Single by Asian Kung-Fu Generation

from the album World World World
- Released: November 29, 2006
- Studio: On Air Azabu Studio
- Genre: Alternative rock
- Length: 4:16
- Label: Ki/oon Records KSCL-1068
- Songwriter: Masafumi Gotoh
- Producer: Asian Kung-Fu Generation

Asian Kung-Fu Generation singles chronology
| "World Apart" (2006) | "Aru Machi no Gunjō" (2006) | "After Dark" (2007) |

Music video
- "Aru Machi no Gunjō" on YouTube

= Aru Machi no Gunjō =

"Aru Machi no Gunjō" (或る街の群青, A Town In Blue) is a song by Japanese rock band Asian Kung-Fu Generation. It was released as the lead single of their fifth studio album, World World World, on November 29, 2006. The song was conceived on tour when the director of the then-upcoming anime film, Tekkonkinkreet, approached the band and requested a theme song for his film. AKFG proceeded to compose the track and released it as a single a month prior to the film's December 23 debut. The single peaked at number four on the Oricon charts and sold over 50,000 copies in 2006 alone, becoming the 199th single of the year. The song was ranked 5th on fans request for band's 10th anniversary live setlist on September 14, 2013.

==Music video==
The music video for "Aru Machi no Gunjō" was directed by Hideaki Sunaga. Beginning with a sunrise, the PV alternates from an outer view of a city, the band playing the song in a garage, a raven inside a birdcage, and a fishtank holding a jellyfish before finally concluding with a sunset.

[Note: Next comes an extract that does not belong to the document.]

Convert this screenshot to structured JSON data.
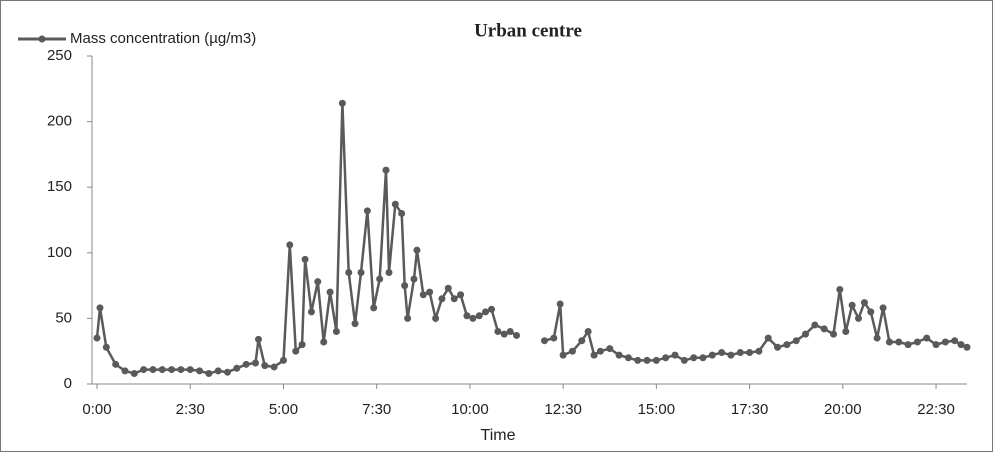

The video was nominated for Best Rock Video at MTV Video Music Awards Japan 2007.

==Track listing==

| No. | Title | Length |
|---|---|---|
| 1. | "Aru Machi no Gunjō" (或る街の群青 A Town In Blue) | 4:16 |
| 2. | "Kugenuma Surf" (鵠沼サーフ Kugenuma Sāfu) | 2:28 |
| Total length: |  | 6:44 |

==Personnel==
- Masafumi Gotō – lead vocals, rhythm guitar
- Kensuke Kita – lead guitar, background vocals
- Takahiro Yamada – bass, background vocals
- Kiyoshi Ijichi – drums
- Asian Kung-Fu Generation – producer
- Yusuke Nakamura – single cover art

==Charts==

| Year | Chart | Peak position |
|---|---|---|
| 2006 | Oricon | 4 |

==Certifications==

Certifications for "Aru Machi no Gunjō"
| Region | Certification | Certified units/sales |
| Japan (RIAJ) | Gold | 100,000^{*} |
^{*} Sales figures based on certification alone.